The fact that this parsimonious description can account for the complex behaviour of development is mainly due to the fact that one can get differing behaviours by operating on different levels, e.g. individual cells versus clusters of cells versus a slug of cells. For example pressure waves emerge and guide the culmination stage solely due to cell adhesion and excitable media. While adhesion is a property linked to cell membranes which ensures that cells adopt different shapes and that clusters of cells also develop certain topologies. At the highest level the Dictyostelium slug can even act as a lens and use this effect to be able navigate up light gradients, which could be understood through modelling. This combination of modelling at many different scales is a core aspect of this course.

The participants were then invited to work though workshop material on aggregation and cAMP waves, aggregation and slug formation, thermotaxis and culmination.

In the afternoon there was a keynote lecture by Dominique Bergmann.

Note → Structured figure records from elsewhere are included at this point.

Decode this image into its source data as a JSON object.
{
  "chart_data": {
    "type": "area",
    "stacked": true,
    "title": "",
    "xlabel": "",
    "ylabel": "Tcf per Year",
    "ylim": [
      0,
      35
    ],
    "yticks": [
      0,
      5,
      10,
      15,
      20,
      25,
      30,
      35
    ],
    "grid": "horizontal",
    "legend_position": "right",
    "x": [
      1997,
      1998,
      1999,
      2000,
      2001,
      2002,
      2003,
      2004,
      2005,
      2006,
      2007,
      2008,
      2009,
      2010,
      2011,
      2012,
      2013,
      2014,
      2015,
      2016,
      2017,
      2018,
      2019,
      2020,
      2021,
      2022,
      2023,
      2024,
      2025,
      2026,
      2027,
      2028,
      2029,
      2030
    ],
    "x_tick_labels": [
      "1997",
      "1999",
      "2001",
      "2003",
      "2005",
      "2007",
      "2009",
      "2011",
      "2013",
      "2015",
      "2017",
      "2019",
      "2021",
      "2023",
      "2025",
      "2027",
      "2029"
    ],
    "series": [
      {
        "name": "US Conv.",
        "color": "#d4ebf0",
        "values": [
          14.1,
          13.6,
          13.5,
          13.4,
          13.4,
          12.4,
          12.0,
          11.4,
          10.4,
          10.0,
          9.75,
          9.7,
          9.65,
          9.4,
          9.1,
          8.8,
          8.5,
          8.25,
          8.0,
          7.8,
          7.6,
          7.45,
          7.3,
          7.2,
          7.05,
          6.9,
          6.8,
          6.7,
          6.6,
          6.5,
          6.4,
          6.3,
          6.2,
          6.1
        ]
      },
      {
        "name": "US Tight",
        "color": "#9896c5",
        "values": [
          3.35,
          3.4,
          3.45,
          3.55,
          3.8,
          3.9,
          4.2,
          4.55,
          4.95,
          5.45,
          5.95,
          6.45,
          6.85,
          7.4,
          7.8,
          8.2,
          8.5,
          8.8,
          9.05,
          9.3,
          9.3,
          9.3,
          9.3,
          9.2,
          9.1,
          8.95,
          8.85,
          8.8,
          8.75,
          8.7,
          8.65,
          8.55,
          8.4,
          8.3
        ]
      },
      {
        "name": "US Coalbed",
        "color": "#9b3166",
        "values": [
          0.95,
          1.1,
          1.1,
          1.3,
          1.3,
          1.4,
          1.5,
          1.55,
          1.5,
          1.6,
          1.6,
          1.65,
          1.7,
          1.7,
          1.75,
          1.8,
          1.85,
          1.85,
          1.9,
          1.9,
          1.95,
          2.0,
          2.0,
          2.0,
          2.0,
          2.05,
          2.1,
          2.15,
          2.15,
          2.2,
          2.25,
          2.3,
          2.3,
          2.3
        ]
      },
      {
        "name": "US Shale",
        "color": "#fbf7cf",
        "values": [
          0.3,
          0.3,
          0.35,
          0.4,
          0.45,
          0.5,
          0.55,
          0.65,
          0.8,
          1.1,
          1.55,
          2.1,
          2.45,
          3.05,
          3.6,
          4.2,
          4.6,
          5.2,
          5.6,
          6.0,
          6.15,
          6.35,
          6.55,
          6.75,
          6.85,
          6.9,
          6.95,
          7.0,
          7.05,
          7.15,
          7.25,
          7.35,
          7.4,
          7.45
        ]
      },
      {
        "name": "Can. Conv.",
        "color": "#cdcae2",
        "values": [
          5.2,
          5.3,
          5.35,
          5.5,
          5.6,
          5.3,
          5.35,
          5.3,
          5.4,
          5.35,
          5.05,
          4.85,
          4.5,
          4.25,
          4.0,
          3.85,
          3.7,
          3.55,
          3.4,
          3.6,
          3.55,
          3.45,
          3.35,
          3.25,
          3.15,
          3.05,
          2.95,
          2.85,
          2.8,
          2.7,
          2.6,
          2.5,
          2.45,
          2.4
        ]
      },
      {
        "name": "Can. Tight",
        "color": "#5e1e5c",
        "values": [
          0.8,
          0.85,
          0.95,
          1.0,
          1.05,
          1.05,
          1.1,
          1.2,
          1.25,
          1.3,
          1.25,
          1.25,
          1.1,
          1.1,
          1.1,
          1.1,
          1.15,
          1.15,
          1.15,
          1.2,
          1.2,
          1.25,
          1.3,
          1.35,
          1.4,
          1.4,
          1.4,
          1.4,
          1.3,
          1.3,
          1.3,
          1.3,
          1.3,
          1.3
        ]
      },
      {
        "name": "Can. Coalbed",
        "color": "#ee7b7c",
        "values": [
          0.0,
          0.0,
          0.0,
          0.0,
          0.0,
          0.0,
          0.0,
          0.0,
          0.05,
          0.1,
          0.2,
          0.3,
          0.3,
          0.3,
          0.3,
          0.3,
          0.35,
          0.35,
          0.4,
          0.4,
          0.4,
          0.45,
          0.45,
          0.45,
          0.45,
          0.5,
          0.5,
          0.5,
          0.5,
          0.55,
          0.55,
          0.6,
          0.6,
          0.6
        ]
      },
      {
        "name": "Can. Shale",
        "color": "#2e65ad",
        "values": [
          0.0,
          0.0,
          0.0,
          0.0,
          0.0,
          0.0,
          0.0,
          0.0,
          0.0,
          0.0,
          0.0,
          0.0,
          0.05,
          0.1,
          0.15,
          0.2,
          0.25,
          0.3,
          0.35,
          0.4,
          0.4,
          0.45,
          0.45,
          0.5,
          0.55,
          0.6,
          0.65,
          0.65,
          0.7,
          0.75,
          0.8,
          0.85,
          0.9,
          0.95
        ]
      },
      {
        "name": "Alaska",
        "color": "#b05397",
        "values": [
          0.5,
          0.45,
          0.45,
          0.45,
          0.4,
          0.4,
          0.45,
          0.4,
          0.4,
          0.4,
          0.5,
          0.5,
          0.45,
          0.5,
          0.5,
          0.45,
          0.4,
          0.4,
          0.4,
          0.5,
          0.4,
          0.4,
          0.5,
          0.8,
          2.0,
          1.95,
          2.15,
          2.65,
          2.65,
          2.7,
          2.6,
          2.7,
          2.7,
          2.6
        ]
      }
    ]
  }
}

Dr Bergmann’s group is interested in the the development of stomata, in particular the spatial organization of the stomatal lineage. Dr Bermann’s group is largely experimental. However she is very keen to interact with modellers and it was great to see her inviting the participants of the course to tackle questions that her group are currently battling with. Questions which could potentially be answered by modelling.

Dr Bergmann talk gave fascinating insight into the mechanisms by which stomata are patterned across leaves, starting from the simple rule that no stomata may touch each other. The talk revealed that flexible patterned development can arise by regulating the expression of key transcription factors through positive an negative feedback loops. Furthermore by studing the differences between the regulatory networks in grass and Arabidopsis Dr Bermann managed to refine important features of the mechanism of patterning, highlighting the value of studying different organisms.